Sarkozy candidat, le remake bien fade d’un Président qui a échoué

« Sans surprise sur la forme, comme sur le fond ».

C’est ainsi que Ludovic Freygefond, Premier secrétaire fédéral et mandataire de François Hollande en Gironde, a résumé l’annonce de déclaration de candidature du Président sortant.

« Il est en campagne depuis plusieurs semaines déjà, détournant en cela les moyens de l’Etat à des fins électorales, et sa prestation ce soir le confirme : ses échecs sont si patents que rien ne semble pouvoir les masquer. Comment peut-il dire que sa non-candidature serait un abandon de poste quand il n’a jamais été à la hauteur de ce poste au cours des cinq dernières années ?»

a analysé le responsable socialiste.

« Chômage en hausse, pouvoir d’achat en berne, déficits publics records, est-ce cela « La France forte » ? »

a-t-il ironisé. Ajoutant par ailleurs :

« On ne remplace pas des idées et un projet par une communication bien orchestrée, François Hollande est sur le terrain à l’écoute des Français, Nicolas Sarkozy à l’écoute de ses conseillers »

Et conclue :

« Ces cinq années de sarkozysme ont profondément affaiblit notre pays, les Français attendent un changement profond. Et les clés de ce changement, notamment pour l’emploi et le pouvoir, sont dans les mains de François Hollande ».

Le PS prône la vigilance face au Bloc identitaire

L’ouverture demain à Bordeaux d’un local du mouvement Bloc identitaire

« constitue une étape supplémentaire dans l’enracinement de l’extrême droite à Bordeaux»

s’est inquiété  Ludovic Freygefond, Premier secrétaire fédéral du Parti Socialiste en Gironde. Et d’ajouter

« à  quelques mois de l’élection présidentielle, l’extrémisme aura désormais pignon sur rue non sans une certaine bienveillance de la municipalité bordelaise. Il est du devoir de toutes les forces républicaines de porter la contradiction de cette pensée xénophobe et manipulatrice. »

Le responsable socialiste souligne que

« malgré les tentatives d’illusionnisme entreprises par Marine Le Pen, le Front National n’a pas évolué. Il est toujours animé par une idéologie haineuse, brillant par le vide de ses propositions, notamment économiques »

« Comment vouloir mettre en en place une taxe sur les importations et en même temps promettre de garantir le pouvoir d’achat des ménages ? »

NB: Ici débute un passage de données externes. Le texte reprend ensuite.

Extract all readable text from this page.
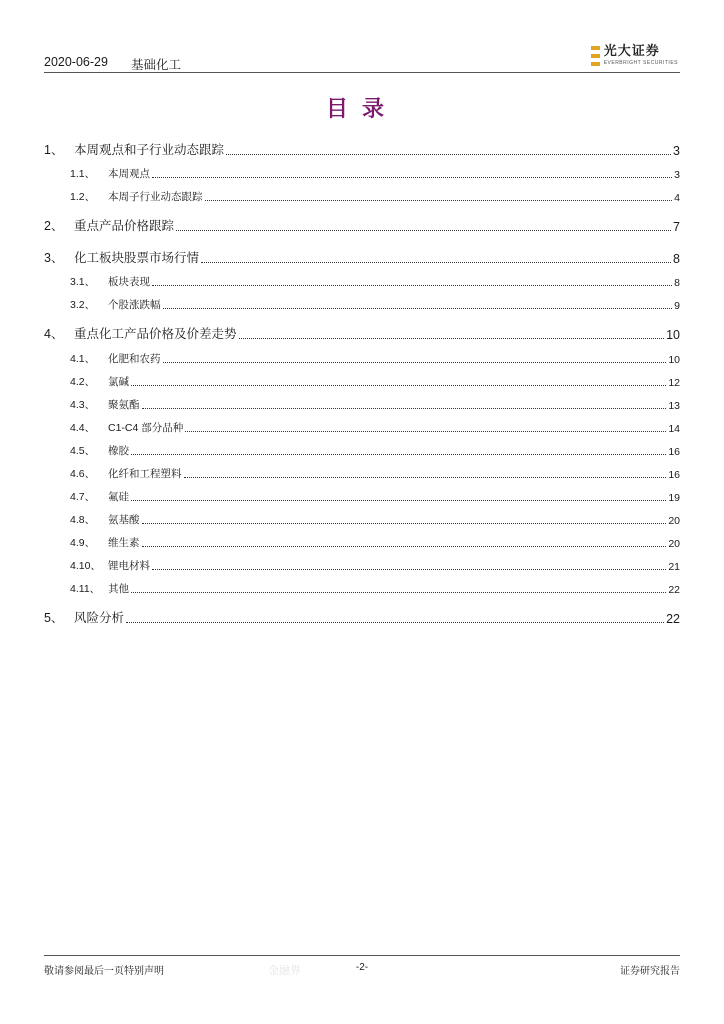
2020-06-29 基础化工
光大证券
EVERBRIGHT SECURITIES
目录
1、 本周观点和子行业动态跟踪	3
1.1、	本周观点	3
1.2、	本周子行业动态跟踪	4
2、 重点产品价格跟踪	7
3、 化工板块股票市场行情	8
3.1、	板块表现	8
3.2、	个股涨跌幅	9
4、 重点化工产品价格及价差走势	10
4.1、	化肥和农药	10
4.2、	氯碱	12
4.3、	聚氨酯	13
4.4、	C1-C4 部分品种	14
4.5、	橡胶	16
4.6、	化纤和工程塑料	16
4.7、	氟硅	19
4.8、	氨基酸	20
4.9、	维生素	20
4.10、 锂电材料	21
4.11、 其他	22
5、 风险分析	22
敬请参阅最后一页特别声明	金融界	-2-	证券研究报告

s’est interrogé l’élu girondin.

Pour lutter contre ces fausses solutions et préserver l’esprit démocratique et laïc de la France, la Fédération du Parti Socialiste de Gironde se dit être particulièrement vigilante aux actions que le Bloc identitaire pourrait entreprendre et les activités qui seront menées autour de cette nouvelle implantation.

Alain Juppé, une nouvelle ambition européenne au rabais ?

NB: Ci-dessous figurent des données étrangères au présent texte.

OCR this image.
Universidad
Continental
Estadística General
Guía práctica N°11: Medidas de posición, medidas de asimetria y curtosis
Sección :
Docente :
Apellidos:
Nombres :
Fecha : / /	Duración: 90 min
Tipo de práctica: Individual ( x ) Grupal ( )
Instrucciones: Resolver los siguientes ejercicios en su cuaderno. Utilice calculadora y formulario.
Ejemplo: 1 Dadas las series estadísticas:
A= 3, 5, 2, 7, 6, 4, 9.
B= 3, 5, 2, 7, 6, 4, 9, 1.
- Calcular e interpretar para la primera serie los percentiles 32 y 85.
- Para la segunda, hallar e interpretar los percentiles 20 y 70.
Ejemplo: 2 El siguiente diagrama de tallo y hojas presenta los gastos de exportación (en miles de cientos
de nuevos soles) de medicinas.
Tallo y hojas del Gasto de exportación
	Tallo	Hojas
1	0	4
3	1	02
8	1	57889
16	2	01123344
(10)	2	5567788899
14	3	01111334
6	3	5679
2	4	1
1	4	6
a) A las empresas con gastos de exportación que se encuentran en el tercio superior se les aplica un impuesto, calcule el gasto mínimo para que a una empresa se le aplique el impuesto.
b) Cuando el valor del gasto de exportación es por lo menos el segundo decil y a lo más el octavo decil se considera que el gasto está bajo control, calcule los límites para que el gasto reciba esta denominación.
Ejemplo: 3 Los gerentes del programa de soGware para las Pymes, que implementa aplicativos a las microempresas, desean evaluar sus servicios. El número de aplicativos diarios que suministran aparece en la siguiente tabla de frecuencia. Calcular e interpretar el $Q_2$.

Ludovic Freygefond, Premier secrétaire fédéral du Parti Socialiste en Gironde, a réagi aux propos d’Alain Juppé rapportés dans la rubrique « Instantanés » du Journal du Dimanche du 18 décembre 2011 :

« Si François Hollande était élu Président, ce serait un cauchemar pour moi ».

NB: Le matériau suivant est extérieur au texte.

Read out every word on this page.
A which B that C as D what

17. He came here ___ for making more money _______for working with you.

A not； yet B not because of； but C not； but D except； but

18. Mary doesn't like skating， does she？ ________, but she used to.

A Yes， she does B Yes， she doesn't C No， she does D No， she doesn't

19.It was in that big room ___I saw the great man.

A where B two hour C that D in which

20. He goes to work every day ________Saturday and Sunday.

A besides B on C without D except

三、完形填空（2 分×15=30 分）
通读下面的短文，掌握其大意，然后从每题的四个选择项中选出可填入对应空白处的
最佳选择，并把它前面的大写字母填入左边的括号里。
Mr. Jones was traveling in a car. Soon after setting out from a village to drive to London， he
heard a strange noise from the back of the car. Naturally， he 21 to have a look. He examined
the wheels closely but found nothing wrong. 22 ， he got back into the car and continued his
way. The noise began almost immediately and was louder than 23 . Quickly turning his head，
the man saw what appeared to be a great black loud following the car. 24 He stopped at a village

Le responsable socialiste s’est étonné d’abord de la forme employée, une forme qui rappelle davantage le style du chef de l’Etat que celui de son Ministre des affaires étrangères.

« On nous rapporte que les deux hommes se côtoient beaucoup, il est dommage que ce soit le premier qui ait déteint sur le second »

a ironisé le responsable girondin.

Ludovic Freygefond s’est dit également surpris de découvrir que l’ambition européenne du Ministre des affaires étrangères avait été revue au rabais.

« En tant qu’européen convaincu, François Hollande n’acceptera jamais une Europe au rabais, voilà un nouveau point de clivage évident avec la droite sarkosyzte »

a-t-il déclaré.

Puis de rappeler que le nouveau traité, faute de calmer les marchés ou de pouvoir initier une relance du processus européen, n’aborde pas des sujets essentiels tels que les moyens de la croissance ou des leviers d’actions pour agir sur les marchés à l’instar de la création d’euro-obligations, autant de priorités défendues par François Hollande.